Mary finished with the windows and returned to the main floor.  Everything gleamed with newly washed freshness.  It seemed extra clean due to the lack of personal belongings.  Most of her mother’s knickknacks had been passed along to others well before Maria’s last breath.  The rest went at the behest of the will and Mary passed them along herself. 

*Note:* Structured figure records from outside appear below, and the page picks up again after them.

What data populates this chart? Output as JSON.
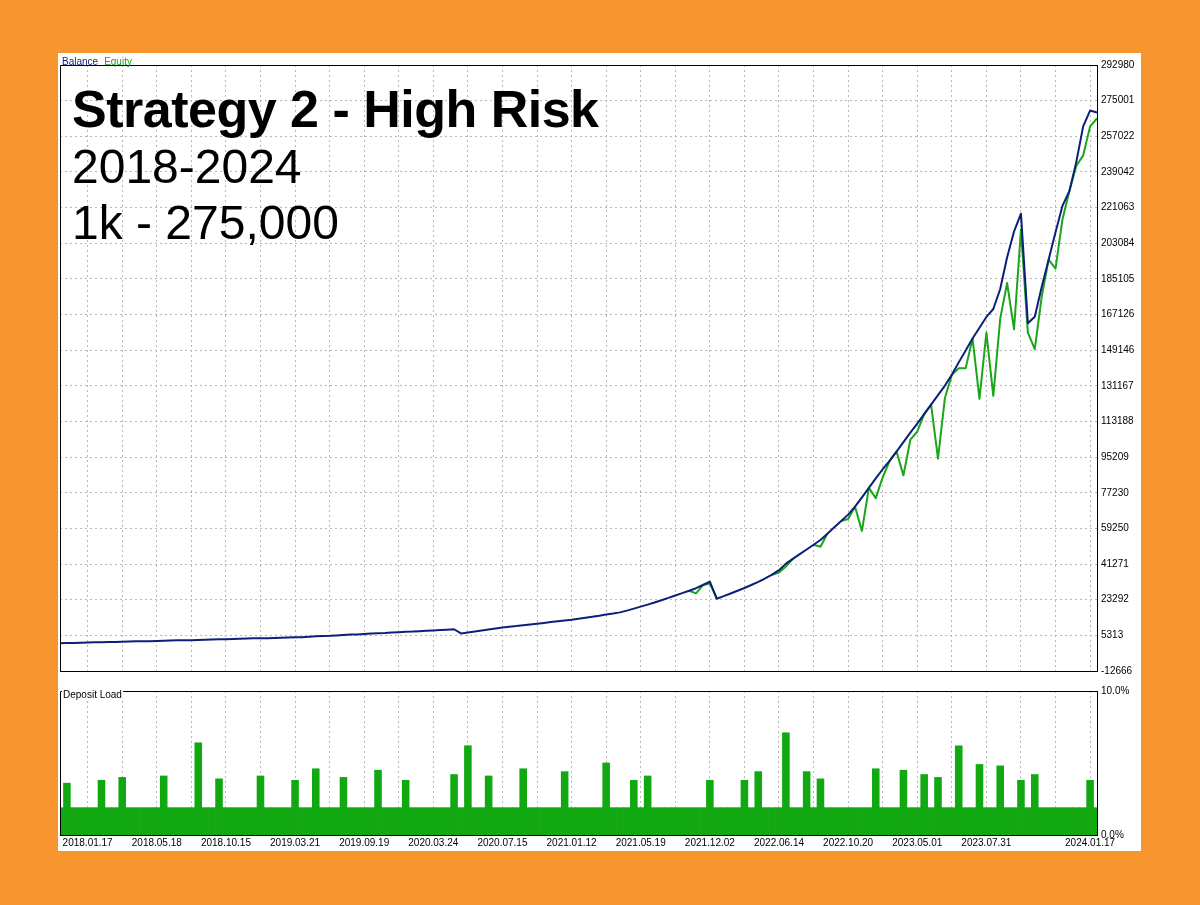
{
  "chart_data": [
    {
      "type": "line",
      "title": "Strategy 2 - High Risk",
      "subtitle": "2018-2024",
      "annotations": [
        "1k - 275,000"
      ],
      "legend": "top left",
      "grid": true,
      "tick_labels": "y",
      "categories": [
        null,
        null,
        null,
        null,
        null,
        null,
        null,
        null,
        null,
        null,
        null,
        null,
        null,
        null,
        null,
        null,
        null,
        null,
        null,
        null,
        null,
        null,
        null,
        null,
        null,
        null,
        null,
        null,
        null,
        null,
        null,
        null,
        null,
        null,
        null,
        null,
        null,
        null,
        null,
        null,
        null,
        null,
        null,
        null,
        null,
        null,
        null,
        null,
        null,
        null,
        null,
        null,
        null,
        null,
        null,
        null,
        null,
        null,
        null,
        null,
        null,
        null,
        null,
        null,
        null,
        null,
        null,
        null,
        null,
        null,
        null,
        null,
        null,
        null,
        null,
        null,
        null,
        null,
        null,
        null,
        null,
        null,
        null,
        null,
        null,
        null,
        null,
        null,
        null,
        null,
        null,
        null,
        null,
        null,
        null,
        null,
        null,
        null,
        null,
        null,
        null,
        null,
        null,
        null,
        null,
        null,
        null,
        null,
        null,
        null,
        null,
        null,
        null,
        null,
        null,
        null,
        null,
        null,
        null,
        null,
        null,
        null,
        null,
        null,
        null,
        null,
        null,
        null,
        null,
        null,
        null,
        null,
        null,
        null,
        null,
        null,
        null,
        null,
        null,
        null,
        null,
        null,
        null,
        null,
        null,
        null,
        null,
        null,
        null,
        null,
        null
      ],
      "ylim": [
        -12666,
        292980
      ],
      "yticks": [
        292980,
        275001,
        257022,
        239042,
        221063,
        203084,
        185105,
        167126,
        149146,
        131167,
        113188,
        95209,
        77230,
        59250,
        41271,
        23292,
        5313,
        -12666
      ],
      "series": [
        {
          "name": "Balance",
          "color": "#0c1f7a",
          "values": [
            1300,
            1400,
            1500,
            1600,
            1700,
            1800,
            1800,
            1900,
            2000,
            2100,
            2200,
            2300,
            2300,
            2400,
            2500,
            2600,
            2700,
            2800,
            2900,
            2900,
            3000,
            3100,
            3200,
            3300,
            3400,
            3500,
            3600,
            3700,
            3800,
            3800,
            3900,
            4000,
            4100,
            4200,
            4300,
            4400,
            4600,
            4800,
            5000,
            5100,
            5300,
            5500,
            5700,
            5800,
            6000,
            6200,
            6400,
            6500,
            6700,
            6900,
            7100,
            7200,
            7400,
            7600,
            7800,
            8000,
            8200,
            8400,
            6300,
            6800,
            7300,
            7800,
            8300,
            8800,
            9300,
            9700,
            10000,
            10400,
            10800,
            11200,
            11600,
            12000,
            12400,
            12800,
            13200,
            13700,
            14200,
            14700,
            15200,
            15800,
            16300,
            16900,
            17800,
            18800,
            19800,
            20800,
            21900,
            23000,
            24200,
            25400,
            26600,
            27800,
            29100,
            30700,
            32400,
            23800,
            25100,
            26400,
            27800,
            29200,
            30700,
            32300,
            34000,
            35900,
            38200,
            41500,
            43900,
            46300,
            48600,
            51000,
            53400,
            56600,
            59800,
            63000,
            66200,
            70200,
            74900,
            79700,
            84500,
            89100,
            93300,
            98000,
            102800,
            107600,
            112100,
            116900,
            121700,
            126500,
            131300,
            136700,
            143000,
            149000,
            155000,
            160500,
            165900,
            169900,
            180000,
            196000,
            209000,
            218000,
            162700,
            166000,
            181000,
            194800,
            208600,
            221900,
            229300,
            244000,
            262000,
            270000,
            269000
          ]
        },
        {
          "name": "Equity",
          "color": "#1aa61a",
          "values": [
            null,
            null,
            null,
            null,
            null,
            null,
            null,
            null,
            null,
            null,
            null,
            null,
            null,
            null,
            null,
            null,
            null,
            null,
            null,
            null,
            null,
            null,
            null,
            null,
            null,
            null,
            null,
            null,
            null,
            null,
            null,
            null,
            null,
            null,
            null,
            null,
            null,
            null,
            null,
            null,
            null,
            null,
            null,
            null,
            null,
            null,
            null,
            null,
            null,
            null,
            null,
            null,
            null,
            null,
            null,
            null,
            null,
            null,
            null,
            null,
            null,
            null,
            null,
            null,
            null,
            null,
            null,
            null,
            null,
            null,
            null,
            null,
            null,
            null,
            null,
            null,
            null,
            null,
            null,
            null,
            null,
            null,
            null,
            null,
            null,
            null,
            null,
            null,
            null,
            null,
            null,
            27800,
            26500,
            30700,
            31500,
            23800,
            null,
            null,
            null,
            null,
            null,
            null,
            null,
            35900,
            37000,
            40000,
            43900,
            null,
            null,
            51000,
            50000,
            56600,
            null,
            63000,
            64000,
            70200,
            58000,
            79700,
            74500,
            85000,
            93300,
            98000,
            86000,
            104000,
            108000,
            116900,
            121700,
            94500,
            125000,
            136700,
            140000,
            140000,
            155000,
            124600,
            158000,
            126100,
            165000,
            183000,
            159700,
            210000,
            158000,
            149700,
            176000,
            194800,
            190300,
            215000,
            229300,
            242000,
            247400,
            262000,
            266000
          ]
        }
      ]
    },
    {
      "type": "bar",
      "title": "Deposit Load",
      "grid": "x",
      "categories": [
        null,
        null,
        null,
        null,
        "2018.01.17",
        null,
        null,
        null,
        null,
        null,
        null,
        null,
        null,
        null,
        "2018.05.18",
        null,
        null,
        null,
        null,
        null,
        null,
        null,
        null,
        null,
        "2018.10.15",
        null,
        null,
        null,
        null,
        null,
        null,
        null,
        null,
        null,
        "2019.03.21",
        null,
        null,
        null,
        null,
        null,
        null,
        null,
        null,
        null,
        "2019.09.19",
        null,
        null,
        null,
        null,
        null,
        null,
        null,
        null,
        null,
        "2020.03.24",
        null,
        null,
        null,
        null,
        null,
        null,
        null,
        null,
        null,
        "2020.07.15",
        null,
        null,
        null,
        null,
        null,
        null,
        null,
        null,
        null,
        "2021.01.12",
        null,
        null,
        null,
        null,
        null,
        null,
        null,
        null,
        null,
        "2021.05.19",
        null,
        null,
        null,
        null,
        null,
        null,
        null,
        null,
        null,
        "2021.12.02",
        null,
        null,
        null,
        null,
        null,
        null,
        null,
        null,
        null,
        "2022.06.14",
        null,
        null,
        null,
        null,
        null,
        null,
        null,
        null,
        null,
        "2022.10.20",
        null,
        null,
        null,
        null,
        null,
        null,
        null,
        null,
        null,
        "2023.05.01",
        null,
        null,
        null,
        null,
        null,
        null,
        null,
        null,
        null,
        "2023.07.31",
        null,
        null,
        null,
        null,
        null,
        null,
        null,
        null,
        null,
        null,
        null,
        null,
        null,
        null,
        "2024.01.17",
        null
      ],
      "ylim": [
        0,
        10
      ],
      "yticks": [
        {
          "value": 0,
          "label": "0.0%"
        },
        {
          "value": 10,
          "label": "10.0%"
        }
      ],
      "series": [
        {
          "color": "#12a812",
          "values": [
            1.9,
            3.6,
            1.9,
            1.9,
            1.9,
            1.9,
            3.8,
            1.9,
            1.9,
            4.0,
            1.9,
            1.9,
            1.9,
            1.9,
            1.9,
            4.1,
            1.9,
            1.9,
            1.9,
            1.9,
            6.4,
            1.9,
            1.9,
            3.9,
            1.9,
            1.9,
            1.9,
            1.9,
            1.9,
            4.1,
            1.9,
            1.9,
            1.9,
            1.9,
            3.8,
            1.9,
            1.9,
            4.6,
            1.9,
            1.9,
            1.9,
            4.0,
            1.9,
            1.9,
            1.9,
            1.9,
            4.5,
            1.9,
            1.9,
            1.9,
            3.8,
            1.9,
            1.9,
            1.9,
            1.9,
            1.9,
            1.9,
            4.2,
            1.9,
            6.2,
            1.9,
            1.9,
            4.1,
            1.9,
            1.9,
            1.9,
            1.9,
            4.6,
            1.9,
            1.9,
            1.9,
            1.9,
            1.9,
            4.4,
            1.9,
            1.9,
            1.9,
            1.9,
            1.9,
            5.0,
            1.9,
            1.9,
            1.9,
            3.8,
            1.9,
            4.1,
            1.9,
            1.9,
            1.9,
            1.9,
            1.9,
            1.9,
            1.9,
            1.9,
            3.8,
            1.9,
            1.9,
            1.9,
            1.9,
            3.8,
            1.9,
            4.4,
            1.9,
            1.9,
            1.9,
            7.1,
            1.9,
            1.9,
            4.4,
            1.9,
            3.9,
            1.9,
            1.9,
            1.9,
            1.9,
            1.9,
            1.9,
            1.9,
            4.6,
            1.9,
            1.9,
            1.9,
            4.5,
            1.9,
            1.9,
            4.2,
            1.9,
            4.0,
            1.9,
            1.9,
            6.2,
            1.9,
            1.9,
            4.9,
            1.9,
            1.9,
            4.8,
            1.9,
            1.9,
            3.8,
            1.9,
            4.2,
            1.9,
            1.9,
            1.9,
            1.9,
            1.9,
            1.9,
            1.9,
            3.8,
            1.9
          ]
        }
      ]
    }
  ]
}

Mary didn’t own much in the house and what was hers was already packed up and loaded into her car.  This cleaning would be the final cleaning.  While Mary had a bequest left by her father and her father’s parents, nothing of Maria’s would pass to her.  All of it would go to her son Simon and his wife Angie.  At first Mary was sting by the decision.  She may not have been Maria’s child by birth but she was only a few months old when her father married Maria and she was the only mother Mary had ever known.  It stung more because the house had been her fathers before his death and his father’s before him.  Still he left it to Maria in his will.  It was hers and she kept it when she remarried after Mary’s father died and had Simon.  Maria decided to leave it to her son despite this and despite the fact that Mary had  been the one to care for her in her final illness with Simon never visiting until the will was read.  Then he appeared to give Mary a time line for her moving out.  While still irritated, Mary held no hard feelings for Simon as it was Maria and not he who wrote the will.

There was a slim satisfaction however in having the money from her father’s family.  While Maria had the house, her illness ate up any savings she had.  Simon may get everything, but it was just the house and the small lot it sat on. The land outside the small fenced in yard was deeded to her by her grandfather  and when she found out the house was not to be hers, she sold it and banked the funds. As she checked to make sure all of the doors were locked before letting herself out of the house, Mary wondered if Simon knew or if that would come as a nasty surprise.  While sanguine about the house, Mary found a petty side of her hopping it would be an unexpected shock.